Propofol is a common clinically used intravenous anaesthetic agent with antioxidative property. It has been thought to have neuroprotection in vitro and in vivo. However, the underlying mechanisms remain unclear. Endoplasmic reticulum (ER) stress plays an important role in regulating the signaling pathways concerning cell death and survival. Therefore, we wondered whether the neuroprotective effects of propofol are associated with its regulation on ER stress. In this study, we found that propofol up-regulated BiP and attenuated tunicamycin-induced neural cell death. Propofol pretreatment also inhibited tunicamycin-induced up-regulation of C/EBP homologous protein (CHOP). We also found that propofol or tunicamycin alone increased the levels of spliced XBP1 (XBP1s) and cleaved activating transcription factor 6 (ATF6), an active form of ATF6. However, pretreatment with propofol attenuated the levels of phosphorylated protein kinase receptor-like ER kinase, phosphorylated elF2α, ATF4, and caspase-3, but failed to affect the increase of cleaved ATF6 and XBP1s, induced by tunicamycin.

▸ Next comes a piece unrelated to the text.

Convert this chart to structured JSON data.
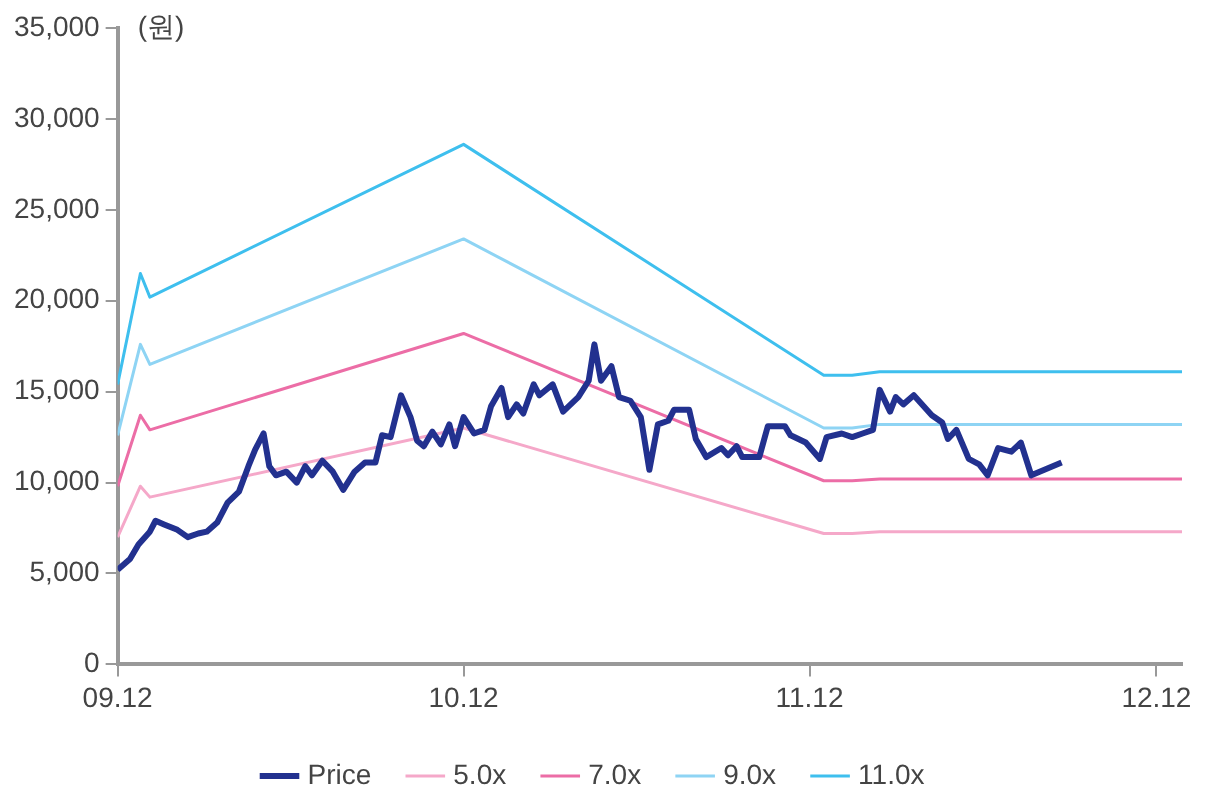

Knockdown endogenous BiP with siRNA abolished the suppression of propofol on tunicamycin-mediated activation of CHOP and caspase-3. Meanwhile, knockdown BiP attenuated the protective effects of propofol on the neural cells exposed to tunicamycin. These data suggest that ER stress is involved in the neuroprotection of propofol via differentially regulating the unfolded protein response pathway, in which BiP plays an important role in initiating the adaptive ER stress and inhibiting the apoptotic ER stress.